3 Must-Do's for Getting More Grant Writing Clients
You want them lined up at your door just waiting to do business with you. But one of the most common challenges that new grant writing consultants face is finding clients. Fortunately, one of the greatest perks (and there are lots!) about being a grant writing consultant is the ability to work with clients locally, virtually or both – meaning that there is actually a huge client pool to choose from. With more than one and a half million nonprofits in the U.S. alone, you are guaranteed business – if you know how to gain access to them. Fortunately for consultants, there is a much greater demand for grant writers than there are supply. In order to have a steady stream of clients, people first have to know about you and an effective marketing campaign is essential for that. It doesn't have to be expensive or elaborate – it just needs to express your own message promoting your uniqueness and your abilities. Here are three simple tips to get started:
First, start with setting yourself up to let clients know of your services. Whether you choose to market yourself locally or virtually, clients want to have the ability to check you out on their own. Make it easy for them with an effective website detailing your services. An effective website lends credibility especially if you can include client testimonials. Be honest about your work history and maybe even provide some samples of your work online. The pros suggest bright colors, interesting content and no music. Also, don't forget your business cards. They too can be used to market your services at relatively little cost.

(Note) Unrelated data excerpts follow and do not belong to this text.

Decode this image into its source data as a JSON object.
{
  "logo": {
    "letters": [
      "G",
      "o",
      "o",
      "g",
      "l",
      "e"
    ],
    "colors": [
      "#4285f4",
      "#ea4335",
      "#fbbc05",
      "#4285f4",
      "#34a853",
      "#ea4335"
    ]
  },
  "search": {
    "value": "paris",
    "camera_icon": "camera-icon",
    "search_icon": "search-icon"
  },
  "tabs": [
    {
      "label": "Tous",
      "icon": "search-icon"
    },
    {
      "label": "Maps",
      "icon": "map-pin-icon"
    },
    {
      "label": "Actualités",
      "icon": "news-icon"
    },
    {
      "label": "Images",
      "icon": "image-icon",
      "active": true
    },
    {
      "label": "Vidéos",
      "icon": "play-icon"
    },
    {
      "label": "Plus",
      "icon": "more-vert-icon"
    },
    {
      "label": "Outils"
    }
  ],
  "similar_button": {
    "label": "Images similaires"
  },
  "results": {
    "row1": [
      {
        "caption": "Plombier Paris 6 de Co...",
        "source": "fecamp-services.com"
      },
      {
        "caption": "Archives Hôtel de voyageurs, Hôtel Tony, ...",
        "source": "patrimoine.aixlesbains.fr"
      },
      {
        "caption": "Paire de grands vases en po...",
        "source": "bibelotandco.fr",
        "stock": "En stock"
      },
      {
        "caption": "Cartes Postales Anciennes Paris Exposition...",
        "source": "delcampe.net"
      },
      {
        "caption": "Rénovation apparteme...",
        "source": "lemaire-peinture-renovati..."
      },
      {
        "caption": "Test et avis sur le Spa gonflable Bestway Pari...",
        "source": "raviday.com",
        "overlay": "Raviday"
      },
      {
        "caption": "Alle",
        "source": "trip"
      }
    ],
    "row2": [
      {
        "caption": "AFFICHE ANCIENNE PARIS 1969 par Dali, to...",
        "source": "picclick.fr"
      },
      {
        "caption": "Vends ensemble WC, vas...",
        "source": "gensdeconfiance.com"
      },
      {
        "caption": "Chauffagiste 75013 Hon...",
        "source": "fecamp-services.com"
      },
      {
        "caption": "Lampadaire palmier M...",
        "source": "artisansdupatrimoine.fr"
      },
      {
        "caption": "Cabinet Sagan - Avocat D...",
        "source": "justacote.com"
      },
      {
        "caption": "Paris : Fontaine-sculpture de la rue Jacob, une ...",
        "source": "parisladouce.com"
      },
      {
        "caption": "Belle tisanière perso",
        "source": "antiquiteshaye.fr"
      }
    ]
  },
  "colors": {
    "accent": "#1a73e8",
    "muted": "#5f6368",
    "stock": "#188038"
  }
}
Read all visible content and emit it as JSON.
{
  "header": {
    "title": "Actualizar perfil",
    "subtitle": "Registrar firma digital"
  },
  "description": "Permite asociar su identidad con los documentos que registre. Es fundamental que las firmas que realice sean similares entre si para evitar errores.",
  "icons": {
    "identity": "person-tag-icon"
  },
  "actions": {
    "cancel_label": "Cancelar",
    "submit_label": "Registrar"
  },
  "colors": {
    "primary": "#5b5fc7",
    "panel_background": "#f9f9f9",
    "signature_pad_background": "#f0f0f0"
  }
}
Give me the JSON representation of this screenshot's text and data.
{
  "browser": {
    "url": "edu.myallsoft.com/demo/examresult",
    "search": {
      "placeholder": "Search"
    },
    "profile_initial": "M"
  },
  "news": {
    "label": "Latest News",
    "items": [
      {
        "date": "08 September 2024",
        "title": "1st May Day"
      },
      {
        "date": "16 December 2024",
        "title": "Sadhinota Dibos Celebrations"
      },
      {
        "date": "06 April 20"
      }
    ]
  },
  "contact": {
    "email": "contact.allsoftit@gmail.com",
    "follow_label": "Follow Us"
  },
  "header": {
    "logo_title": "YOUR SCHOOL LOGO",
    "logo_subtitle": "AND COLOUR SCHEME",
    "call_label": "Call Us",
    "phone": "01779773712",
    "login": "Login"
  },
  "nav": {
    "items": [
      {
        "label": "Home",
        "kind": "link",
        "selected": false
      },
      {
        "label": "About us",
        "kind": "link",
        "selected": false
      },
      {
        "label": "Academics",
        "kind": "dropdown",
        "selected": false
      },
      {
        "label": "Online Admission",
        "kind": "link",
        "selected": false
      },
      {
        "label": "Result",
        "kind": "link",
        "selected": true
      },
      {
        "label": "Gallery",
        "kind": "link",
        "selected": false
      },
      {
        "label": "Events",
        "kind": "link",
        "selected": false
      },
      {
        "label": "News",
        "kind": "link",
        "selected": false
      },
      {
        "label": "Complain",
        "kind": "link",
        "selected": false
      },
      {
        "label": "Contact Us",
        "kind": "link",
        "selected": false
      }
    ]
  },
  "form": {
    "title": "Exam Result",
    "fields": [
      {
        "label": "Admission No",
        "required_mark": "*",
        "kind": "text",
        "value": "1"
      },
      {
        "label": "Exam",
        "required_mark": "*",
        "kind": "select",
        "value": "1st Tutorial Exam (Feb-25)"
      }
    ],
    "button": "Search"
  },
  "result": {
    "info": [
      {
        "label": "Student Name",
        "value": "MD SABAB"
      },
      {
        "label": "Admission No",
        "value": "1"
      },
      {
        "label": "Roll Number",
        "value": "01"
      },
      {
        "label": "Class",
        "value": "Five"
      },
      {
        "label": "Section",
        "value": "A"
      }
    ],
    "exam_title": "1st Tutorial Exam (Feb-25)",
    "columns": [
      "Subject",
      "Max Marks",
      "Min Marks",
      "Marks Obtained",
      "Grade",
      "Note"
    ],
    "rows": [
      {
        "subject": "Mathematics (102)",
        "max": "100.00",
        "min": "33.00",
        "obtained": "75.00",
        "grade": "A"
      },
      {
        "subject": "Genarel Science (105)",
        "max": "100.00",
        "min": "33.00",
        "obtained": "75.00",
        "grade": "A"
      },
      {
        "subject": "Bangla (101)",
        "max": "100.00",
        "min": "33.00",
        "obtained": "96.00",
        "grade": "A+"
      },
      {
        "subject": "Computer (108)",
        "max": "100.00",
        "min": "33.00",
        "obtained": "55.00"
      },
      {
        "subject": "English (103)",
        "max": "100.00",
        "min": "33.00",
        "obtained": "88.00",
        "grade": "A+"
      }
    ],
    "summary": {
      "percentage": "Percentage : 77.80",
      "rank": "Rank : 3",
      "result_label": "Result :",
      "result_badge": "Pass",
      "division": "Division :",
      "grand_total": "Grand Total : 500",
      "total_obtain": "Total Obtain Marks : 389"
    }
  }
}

Second, learn how to take advantage of the broad range of online marketing tools available, many for free. LinkedIn can be an incredibly effective method of establishing your network for client referrals. Check out Sean Nelson's award-winning blog on setting up your LinkedIn profile. The man knows what's he's doing with more than 10,000 people in his network! There are also free guidelines available for establishing your Twitter and Facebook accounts. Simply go to their home pages to get started. While I'm not an online marketing genius, I do take advantage of all the free resources that are available and the internet is a gold mine for tips. Just a little digging on your part can reap great rewards.
Third, get out from behind your computer. See and be seen in all the right places that can bring you clients. If you're not already, be sure to join your local chapter of the Association of Fundraising Professionals, an association dedicated to professionals in the nonprofit sector. They welcome independent consultants catering to nonprofits. Find a group local to you at www.afpnet.org and attend meetings. With membership including all types of nonprofit professionals, that room will be full of potential clients. Some cities also have “meetup” groups that could not only yield potential clients for you, but teach you more sophisticated marketing and networking techniques. Go to www.meetup.com to find interesting networking groups.
In the end, all of these suggestions are ultimately meant for building relationships. It's relationships that build trust, inspire confidence and will bring you clients. Be bold in putting your name and services in all the right places, follow these tips and engage potential clients warmly through these avenues.